Among the results of GWAS for the five traits in the three populations, the only two SNP loci that showed FDR < 0.1 were detected for height in the N-Kanto and for wood stiffness in the Kyushu population. From the result that such few loci were significant based on the FDR criterion, the detection power of GWAS seems to not be high in this study. Such low GWAS power can be attributed to using unrelated first-generation plus trees as assessment populations. Minamikawa et al. (2017) observed that GWAS detection power in citrus was higher using parental and F₁ populations than in the parental population only. In this study, using only the unrelated first-generation plus tree genotypes probably caused the low detection power of GWAS.

Even though the detectability of GWAS was low, the common significant genomic regions throughout the three populations were detected by performing GWAS separately for the traits of DBH, wood stiffness and male fecundity. Generally in GWAS, there is potential to detect false associations between markers and traits where no causal relation exists (Platt et al., 2010). On the other hand, GWAS using multiple different populations is considered to compensate for such low detection power and to be useful for avoiding detection of such false associations. Additionally, the low LD observed in C. japonica should reduce the occurrence of spurious associations (Abdurakhmonov and Abdukarimov, 2008; Hamblin et al., 2011). Thus, the common significant genomic regions detected by GWAS using all populations might be expected to be associated with loci with large effects contributing to the phenotype of corresponding traits of C. japonica, particularly male fecundity. It is possible that the significant loci detected by GWAS in this study were located close to causative genes. Thus, GWAS results such as those obtained in this study could provide important insights in future genetic research on the traits of this species.

Difference of Accuracies of Genomic Prediction Depend on the Traits, Models and Populations

For genomic prediction accuracy, trait heritability is one of the important factors as described in previous studies (Hayes and Goddard, 2010; Grattapaglia and Resende, 2011). The ranges of broad-sense heritability which were previously reported for the traits assessed in this study were as follows: 0.37–0.72 for height (Tamura et al., 2006; Fukatsu et al., 2011), 0.21–0.52 for DBH (Fujisawa et al., 1994; Tamura et al., 2006; Fukatsu et al., 2011), 0.65 for wood stiffness (Fujisawa et al., 1994), 0.78–0.88 for wood density (Tamura et al., 2006; Fukatsu et al., 2011), and 0.94 for male fecundity (Nakamura, 2015). In this study, prediction accuracies for male fecundity were the highest, and those for wood density were the lowest among the assessed traits. Therefore, although there was not always positive relationship between the broad-sense heritability and prediction accuracies, the both variables for male fecundity were higher than that for the other traits.

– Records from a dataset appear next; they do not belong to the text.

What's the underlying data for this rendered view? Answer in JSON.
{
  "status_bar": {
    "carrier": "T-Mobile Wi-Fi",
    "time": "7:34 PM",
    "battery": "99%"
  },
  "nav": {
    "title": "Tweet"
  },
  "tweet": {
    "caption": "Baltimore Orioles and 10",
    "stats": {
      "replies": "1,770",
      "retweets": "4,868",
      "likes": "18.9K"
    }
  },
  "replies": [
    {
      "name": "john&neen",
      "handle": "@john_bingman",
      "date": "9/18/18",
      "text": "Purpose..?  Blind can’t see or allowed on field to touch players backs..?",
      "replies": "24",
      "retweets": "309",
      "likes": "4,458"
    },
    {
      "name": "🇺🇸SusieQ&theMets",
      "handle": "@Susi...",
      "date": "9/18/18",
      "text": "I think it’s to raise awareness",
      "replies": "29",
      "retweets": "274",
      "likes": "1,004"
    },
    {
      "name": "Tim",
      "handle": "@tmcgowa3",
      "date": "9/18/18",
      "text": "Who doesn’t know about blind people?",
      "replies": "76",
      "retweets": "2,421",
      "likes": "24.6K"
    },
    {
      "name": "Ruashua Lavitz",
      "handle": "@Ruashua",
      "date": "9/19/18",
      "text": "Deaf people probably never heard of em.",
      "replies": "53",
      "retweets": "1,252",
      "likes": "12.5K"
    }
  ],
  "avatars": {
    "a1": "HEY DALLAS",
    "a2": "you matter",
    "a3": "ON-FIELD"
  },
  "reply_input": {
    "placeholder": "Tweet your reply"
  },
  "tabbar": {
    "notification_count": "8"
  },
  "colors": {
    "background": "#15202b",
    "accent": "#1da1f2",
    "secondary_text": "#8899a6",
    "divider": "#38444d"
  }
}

The differences in the genetic architecture between traits could be expected to affect the relative efficacy of different prediction methods (Spindel et al., 2015). In this study, the prediction accuracies with GBLUP were higher than those obtained with BayesB for almost all assessed traits, except for traits with accuracies that were close to zero. The BayesB method is regarded as useful only if markers pick up strong associations with QTL (Jannink et al., 2010). Thus, the low performance of BayesB observed in this study suggests that the assessed traits were controlled by many QTLs in C. japonica. The accuracies obtained by RF also showed high values for prediction of growth and wood stiffness in this study. When GS is applied for selection from clonal populations, prediction of dominance effects and the effect of epistatic interactions of specific allelic patterns at several loci might be important for predicting total genetic values, and such effects would have to be added to the model (Grattapaglia and Resende, 2011). Since a non-linear prediction model such as RF may be particularly useful when the relationships between predictors and responses are non-linear, as would occur if epistatic effects account for a significant portion of genetic variation of a target trait (Jannink et al., 2010). Non-parametric regression methods that may also account for non-additive effects have also been proposed (Gianola and van Kaam, 2008; González-Recio et al., 2008; Bennewitz et al., 2009; Neves et al., 2012). Of these, it is possible that traits such as growth or wood properties of C. japonica plus tree genotypes would be influenced by non-additive genetic factors.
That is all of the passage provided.